Monday, August 31, 2009

Creating color-coded scatterplots in Excel: a nightmare

Scatterplots are extremely popular and useful graphical displays for examining the relationship between two numeric variables. They get even better when we add the use of color/hue and shape to include information on a third, categorical variable (or we can use size to include information on an additional numerical variable, to produce a "bubble chart"). For example, say we want to examine the relationship between the happiness of a nation and the percent of the population that live in poverty conditions -- using 2004 survey data from the World Database of Happiness. We can create a scatterplot with "Happiness" on the y-axis and "Hunger" on the x-axis. Each country will show up as a point on the scatterplot. Now, what if we want to compare across continents? We can use color! The plot below was generated using Spotfire. It took just a few seconds to generate it.

Now let's try creating a similar graph in Excel.
Creating a scatterplot in Excel is very easy. It is even not too hard to add size (by changing chart type from X Y (scatter) to Bubble chart). But adding color or shape, although possible, is very inconvenient and error-prone. Here's what you have to do (in Excel 2007, but it is similar in 2003):
  1. Sort your data by the categorical variable (so that all rows with the same category are adjacent, e.g., first all the Africa rows, then America rows, Asia rows, etc.).
  2. Choose only the rows that correspond to the first category (say, Africa). Create a scatterplot from these rows.
  3. Right-click on the chart and choose "Select Data Source". Or equivalently, choose in the Chart Tools Design> Data> Select data. Click "Add" to add another series. Enter the area on the spreadsheet that corresponds to the next category (America), separately choosing the x column and y column areas. Then keep adding the rest of the categories (continents) as additional series.

Besides being tedious, this procedure is quite prone to error, especially if you have many categories and/or many rows. It's a shame that Excel doesn't have a simpler way to generate color-coded scatterplots - almost every other software does.

Thursday, August 20, 2009

Data Exploration Celebration: The ENBIS 2009 Challenge

The European Network for Business and Industrial Statistics (ENBIS) has released the 2009 ENBIS Challenge. The challenge this time is to use an exploratory data analysis (EDA) tool to answer a bunch of questions regarding sales of laptop computers in London. The data on nearly 200,000 transactions include 3 files: sales data (for each computer sold, with time stamps and zipcode locations of customer and store), computer configuration information, and geographic information linking zipcodes to GIS coordinates. Participants are challenged to answer a set of 11 questions using EDA.

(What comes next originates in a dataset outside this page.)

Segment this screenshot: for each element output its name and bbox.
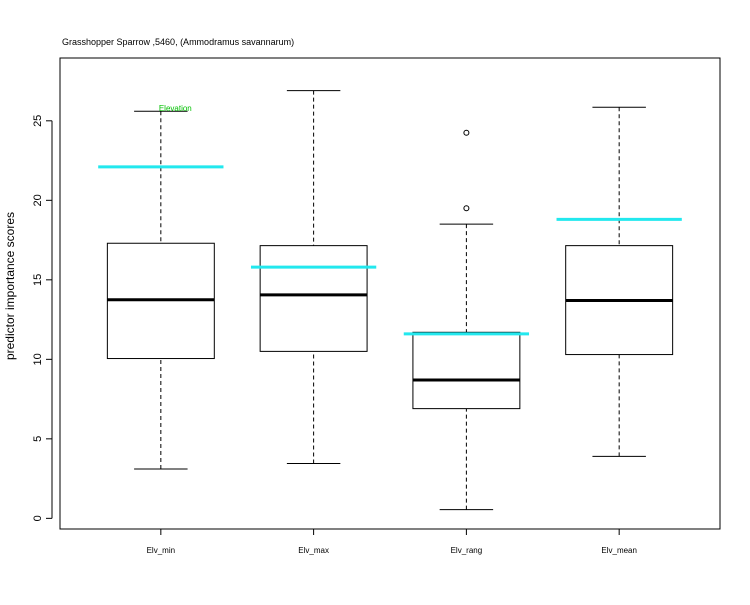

The challenge is sponsored by JMP (by SAS), who are obviously promoting the EDA strengths of JMP (fair enough), yet analysis can be done using any software.

What I love about this competition is that unlike other data-based competitions such as the KDD Cup, INFORMS, or the many forecasting competitiong (e.g. NN3), it focuses solely on exploratory analysis. No data mining, no statistical models. From my experience, the best analyses rely on a good investment of time and energy in data visualization. Some of today's data visualization tools are way beyond static boxplots and histograms. Interactive visualization software such as TIBCO Spotfire (and Tableau, which I haven't tried) allow many operations such as zooming, filtering, panning. They support multivariate exploration via the use of color, shape, panels, etc. and they include specialized visualization tools such as treemaps and parallel coordinate plots.

And finally, although the focus is on data exploration, the business context and larger questions are stated:

In the spirit of a "virtuous circle of learning", the insights gained from this analysis could then used to design an appropriate choice experiment for a consumer panel to determine which characteristics of the various configurations they actually value, thus helping determine product strategy and pricing policies that will maximise Acell's projected revenues in 2009. This latter aspect is not part of the challenge as such.

The Business Objective:
Determine product strategy and pricing policies that will maximise Acell's projected revenues in 2009.

Management's Charter:
Uncover any information in the available data that may be useful in meeting the business objective, and make specific recommendations to management that follow from this (85%). Also assess the relevance of the data provided, and suggest how Acell can make better use of data in 2010 to shape this aspect of their business strategy and operations (15%).